Journal: NPJ precision oncology
This study reports the development and validation of an artificial intelligence model, Clinical-Ovarian Multi-Task Attention (Clinical-OMTA), to classify adnexal masses as benign, borderline, or malignant using ultrasound images plus age and CA125.
Key points:
- Model design:
- Dual-backbone architecture: one branch for benign vs non-benign, another for borderline vs malignant.
- Inputs: ultrasound images, patient age, and CA125, aiming for three-class classification.
- Data and setting:
- Retrospective multicenter cohort from 23 hospitals.
- 1882 patients used for training/validation/internal testing from 21 centers.
- External testing on two independent cohorts (340 and 159 patients).
- Diagnostic performance:
- On external datasets, Clinical-OMTA achieved AUCs comparable to ADNEX and accuracy comparable to expert subjective assessment.

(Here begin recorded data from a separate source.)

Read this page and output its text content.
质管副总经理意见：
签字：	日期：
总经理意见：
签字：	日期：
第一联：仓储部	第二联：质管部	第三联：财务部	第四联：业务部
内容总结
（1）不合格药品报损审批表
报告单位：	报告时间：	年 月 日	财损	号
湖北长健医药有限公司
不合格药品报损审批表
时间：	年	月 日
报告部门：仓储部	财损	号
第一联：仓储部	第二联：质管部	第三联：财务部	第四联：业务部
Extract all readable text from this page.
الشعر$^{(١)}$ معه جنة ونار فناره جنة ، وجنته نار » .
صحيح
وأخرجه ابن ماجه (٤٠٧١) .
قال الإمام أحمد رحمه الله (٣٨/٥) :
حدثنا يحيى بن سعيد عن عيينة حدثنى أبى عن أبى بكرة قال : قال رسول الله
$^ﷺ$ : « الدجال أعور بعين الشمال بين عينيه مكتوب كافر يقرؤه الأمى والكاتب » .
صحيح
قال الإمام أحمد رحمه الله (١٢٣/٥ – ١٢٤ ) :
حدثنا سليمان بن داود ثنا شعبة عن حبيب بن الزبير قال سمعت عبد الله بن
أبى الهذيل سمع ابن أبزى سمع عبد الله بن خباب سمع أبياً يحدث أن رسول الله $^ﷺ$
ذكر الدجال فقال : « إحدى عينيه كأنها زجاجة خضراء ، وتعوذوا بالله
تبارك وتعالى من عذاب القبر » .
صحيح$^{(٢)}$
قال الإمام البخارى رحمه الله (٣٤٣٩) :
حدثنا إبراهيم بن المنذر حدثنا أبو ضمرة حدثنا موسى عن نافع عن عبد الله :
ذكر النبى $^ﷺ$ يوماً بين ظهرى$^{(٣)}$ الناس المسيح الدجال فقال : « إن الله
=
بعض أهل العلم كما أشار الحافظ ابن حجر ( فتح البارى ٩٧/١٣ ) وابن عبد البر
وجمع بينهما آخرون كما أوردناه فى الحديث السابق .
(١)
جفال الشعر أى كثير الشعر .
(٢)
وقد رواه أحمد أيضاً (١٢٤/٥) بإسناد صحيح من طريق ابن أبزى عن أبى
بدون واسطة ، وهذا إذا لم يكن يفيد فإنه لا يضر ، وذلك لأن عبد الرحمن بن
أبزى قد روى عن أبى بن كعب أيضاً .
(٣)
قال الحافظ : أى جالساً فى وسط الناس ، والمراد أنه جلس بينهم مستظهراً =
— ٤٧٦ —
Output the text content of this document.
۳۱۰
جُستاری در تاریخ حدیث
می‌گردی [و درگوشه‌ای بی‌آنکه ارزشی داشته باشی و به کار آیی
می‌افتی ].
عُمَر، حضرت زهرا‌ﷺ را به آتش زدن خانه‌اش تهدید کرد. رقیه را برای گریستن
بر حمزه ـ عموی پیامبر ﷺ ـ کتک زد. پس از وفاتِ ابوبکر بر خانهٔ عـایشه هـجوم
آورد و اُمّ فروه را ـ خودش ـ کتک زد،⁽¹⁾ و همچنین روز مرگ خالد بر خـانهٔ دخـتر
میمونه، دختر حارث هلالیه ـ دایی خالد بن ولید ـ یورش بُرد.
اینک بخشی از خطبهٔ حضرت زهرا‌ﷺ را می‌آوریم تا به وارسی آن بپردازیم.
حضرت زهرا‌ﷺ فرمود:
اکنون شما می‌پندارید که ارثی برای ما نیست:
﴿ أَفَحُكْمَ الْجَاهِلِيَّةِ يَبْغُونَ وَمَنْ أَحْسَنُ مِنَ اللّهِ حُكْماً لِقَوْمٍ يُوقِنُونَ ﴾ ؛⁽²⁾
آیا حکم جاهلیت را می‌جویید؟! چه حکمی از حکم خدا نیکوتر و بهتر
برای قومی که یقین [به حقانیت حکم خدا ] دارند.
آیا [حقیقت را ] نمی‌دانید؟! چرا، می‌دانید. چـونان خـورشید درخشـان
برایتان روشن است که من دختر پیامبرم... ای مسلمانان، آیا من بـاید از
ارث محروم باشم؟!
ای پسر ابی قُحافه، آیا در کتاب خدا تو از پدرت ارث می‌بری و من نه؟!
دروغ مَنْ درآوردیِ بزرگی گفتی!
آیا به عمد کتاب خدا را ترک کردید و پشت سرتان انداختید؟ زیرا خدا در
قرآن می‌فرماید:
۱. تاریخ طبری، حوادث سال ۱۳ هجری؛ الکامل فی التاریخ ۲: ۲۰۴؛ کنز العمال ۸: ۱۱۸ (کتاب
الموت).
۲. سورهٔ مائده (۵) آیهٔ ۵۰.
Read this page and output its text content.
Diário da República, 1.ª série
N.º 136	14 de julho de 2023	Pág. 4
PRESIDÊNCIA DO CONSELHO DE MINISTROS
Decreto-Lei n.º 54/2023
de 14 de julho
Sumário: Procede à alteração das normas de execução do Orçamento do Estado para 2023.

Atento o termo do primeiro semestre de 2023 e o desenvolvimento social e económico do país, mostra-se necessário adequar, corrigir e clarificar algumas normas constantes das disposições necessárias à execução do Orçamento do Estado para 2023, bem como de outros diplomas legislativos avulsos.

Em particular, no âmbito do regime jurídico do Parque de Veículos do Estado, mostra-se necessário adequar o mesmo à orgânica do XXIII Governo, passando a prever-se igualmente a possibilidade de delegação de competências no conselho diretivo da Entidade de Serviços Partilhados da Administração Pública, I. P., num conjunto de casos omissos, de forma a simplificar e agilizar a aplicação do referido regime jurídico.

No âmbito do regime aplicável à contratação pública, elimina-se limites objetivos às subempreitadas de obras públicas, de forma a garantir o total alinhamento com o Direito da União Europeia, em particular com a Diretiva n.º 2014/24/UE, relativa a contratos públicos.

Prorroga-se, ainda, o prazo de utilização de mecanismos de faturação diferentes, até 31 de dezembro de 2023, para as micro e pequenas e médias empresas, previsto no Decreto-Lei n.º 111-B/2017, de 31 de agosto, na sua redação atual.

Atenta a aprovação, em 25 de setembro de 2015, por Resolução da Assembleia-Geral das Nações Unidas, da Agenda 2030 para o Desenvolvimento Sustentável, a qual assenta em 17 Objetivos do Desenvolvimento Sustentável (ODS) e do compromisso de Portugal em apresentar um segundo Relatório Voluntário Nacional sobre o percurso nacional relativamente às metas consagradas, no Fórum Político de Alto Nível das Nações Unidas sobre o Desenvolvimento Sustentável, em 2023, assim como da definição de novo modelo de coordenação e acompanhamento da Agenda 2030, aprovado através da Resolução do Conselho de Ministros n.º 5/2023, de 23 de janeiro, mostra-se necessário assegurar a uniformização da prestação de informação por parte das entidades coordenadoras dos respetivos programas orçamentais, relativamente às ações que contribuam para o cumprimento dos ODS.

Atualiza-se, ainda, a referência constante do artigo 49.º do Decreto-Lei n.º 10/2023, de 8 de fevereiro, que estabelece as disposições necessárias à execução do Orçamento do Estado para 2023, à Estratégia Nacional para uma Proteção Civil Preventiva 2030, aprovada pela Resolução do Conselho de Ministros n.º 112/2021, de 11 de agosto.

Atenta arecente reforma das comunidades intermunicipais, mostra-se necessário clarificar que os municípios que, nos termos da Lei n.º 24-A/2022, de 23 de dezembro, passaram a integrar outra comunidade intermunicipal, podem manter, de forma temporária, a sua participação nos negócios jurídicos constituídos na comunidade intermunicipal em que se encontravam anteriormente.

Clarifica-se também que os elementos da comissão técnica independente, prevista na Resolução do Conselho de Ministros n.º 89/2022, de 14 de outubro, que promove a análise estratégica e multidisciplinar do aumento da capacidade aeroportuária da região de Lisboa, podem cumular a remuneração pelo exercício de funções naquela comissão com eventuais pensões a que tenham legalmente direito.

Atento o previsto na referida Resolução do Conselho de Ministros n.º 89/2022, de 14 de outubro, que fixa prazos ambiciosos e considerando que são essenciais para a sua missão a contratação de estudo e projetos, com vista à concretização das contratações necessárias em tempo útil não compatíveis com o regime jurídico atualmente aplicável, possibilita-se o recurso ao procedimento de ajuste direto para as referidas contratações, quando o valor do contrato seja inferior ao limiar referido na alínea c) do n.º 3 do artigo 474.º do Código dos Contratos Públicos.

- However, adding age and CA125 did not improve performance over an image-only version (OMTA), indicating minimal incremental value of these clinical variables for the model.
- Generalisability:
- Performance remained stable across different ultrasound acquisition modes, scanners, scanning methods, and institutions, with accuracy in the ~80–88% range.
- Clinical impact:
- When used as a decision support tool, Clinical-OMTA substantially improved radiologists’ inter-reader agreement and diagnostic accuracy.
- The authors suggest particular value in settings with limited access to expert ultrasound examiners, such as low-resource or remote environments.
Overall, this work supports AI-based adnexal mass classification as a robust and generalisable tool that can match expert performance and enhance diagnostic consistency, though multimodal (image + clinical) input did not surpass image-only modeling in this setting.